Jetzt allerdings die Hände in den Schoß zu legen und gar nichts mehr dagegen zu unternehmen, ist erst recht keine Lösung.
Viele BürgerInnen – auch aus den Reihen des Widerstandes – glaubten, unter Grün-Rot und neuerdings unter einem grünen OB würde sich vieles ändern – sie wurden nicht enttäuscht: so braun, dreckig, verrohrt und verkrahnt war Stuttgart schon lange nicht mehr. An jedem Fleck „erblüht“ das Betongold und wachsen graue glasige Riesen in den Himmel. Bäume werden nach Bedarf umgesägt und an anderer Stelle ein paar Bäumchen als „Ersatz“ gepflanzt.
Schlossgarten, Rosensteinpark und am Ende auch der Stadtgarten stehen dabei ganz oben auf der Liste.
Es gilt immer noch „Ein Baum – das beste Argument gegen S21“. Eine 100 Jahre alte und 20 m hohe Buche bräuchte 2500 Jungbäumchen als Ersatz für guten Sauerstoff, Luftfeuchtigkeit, und mehr Lebensqualität!
Sollte am Ende S21 doch an der Machbarkeit scheitern, gibt es wieder Platz für neue Luxusimmobilien in Halbhöhenlage im inzwischen durch massive Grundwasserabsenkungen zerstörten und versteppten Rosensteinpark.
Die GRÜNEN haben uns eine grüne Zukunft versprochen mit aktiver BürgerInnen-Beteiligung – deren Umsetzung steht bis zum heutigen Tage noch aus. In vielen Bereichen wird das Schwarz-Gelbe Schema übernommen und stellenweise sogar noch verschärft!

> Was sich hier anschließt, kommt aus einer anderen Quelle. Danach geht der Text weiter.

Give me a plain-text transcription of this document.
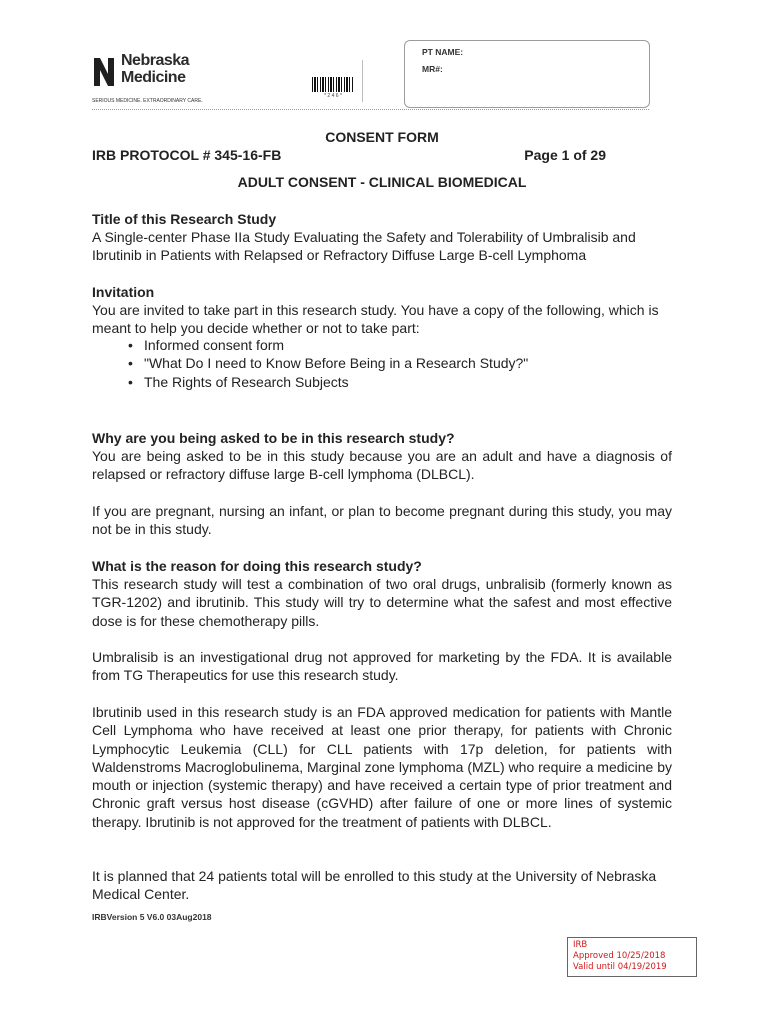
Nebraska
Medicine
SERIOUS MEDICINE. EXTRAORDINARY CARE.
* 2 4 6 *
PT NAME:
MR#:
CONSENT FORM
IRB PROTOCOL # 345-16-FB	Page 1 of 29
ADULT CONSENT - CLINICAL BIOMEDICAL
Title of this Research Study
A Single-center Phase IIa Study Evaluating the Safety and Tolerability of Umbralisib and Ibrutinib in Patients with Relapsed or Refractory Diffuse Large B-cell Lymphoma
Invitation
You are invited to take part in this research study. You have a copy of the following, which is meant to help you decide whether or not to take part:
• Informed consent form
• "What Do I need to Know Before Being in a Research Study?"
• The Rights of Research Subjects
Why are you being asked to be in this research study?
You are being asked to be in this study because you are an adult and have a diagnosis of relapsed or refractory diffuse large B-cell lymphoma (DLBCL).
If you are pregnant, nursing an infant, or plan to become pregnant during this study, you may not be in this study.
What is the reason for doing this research study?
This research study will test a combination of two oral drugs, unbralisib (formerly known as TGR-1202) and ibrutinib. This study will try to determine what the safest and most effective dose is for these chemotherapy pills.
Umbralisib is an investigational drug not approved for marketing by the FDA. It is available from TG Therapeutics for use this research study.
Ibrutinib used in this research study is an FDA approved medication for patients with Mantle Cell Lymphoma who have received at least one prior therapy, for patients with Chronic Lymphocytic Leukemia (CLL) for CLL patients with 17p deletion, for patients with Waldenstroms Macroglobulinema, Marginal zone lymphoma (MZL) who require a medicine by mouth or injection (systemic therapy) and have received a certain type of prior treatment and Chronic graft versus host disease (cGVHD) after failure of one or more lines of systemic therapy. Ibrutinib is not approved for the treatment of patients with DLBCL.
It is planned that 24 patients total will be enrolled to this study at the University of Nebraska Medical Center.
IRBVersion 5 V6.0 03Aug2018
IRB
Approved 10/25/2018
Valid until 04/19/2019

Die „Verschönerung“ des Stadtgartens soll mit der Fällung von bis zu 83 Bäumen umgesetzt werden – da gibt es am Ende sogar noch Platz für einen Erweiterungsbau der Universität!
Beim geplanten „Tiefbahnhof“ gibt es sogar „Oben“ noch einen Betongarten auf Wunsch in der Farbe Grün!
Schauen wir also mit Stolz auf den längsten Widerstand in Deutschland, der nicht zurück ins Museum gehört, und richten unseren Blick mit erhobenem Kopf nach vorn und zeigen somit, dass wir über unsere Zukunft entscheiden und nicht die sogenannten Volksvertreter, die sich eher der Wirtschaft verpflichtet fühlen als den BürgerInnen.
Oben bleiben, die Natur erhalten und die Zukunft gestalten.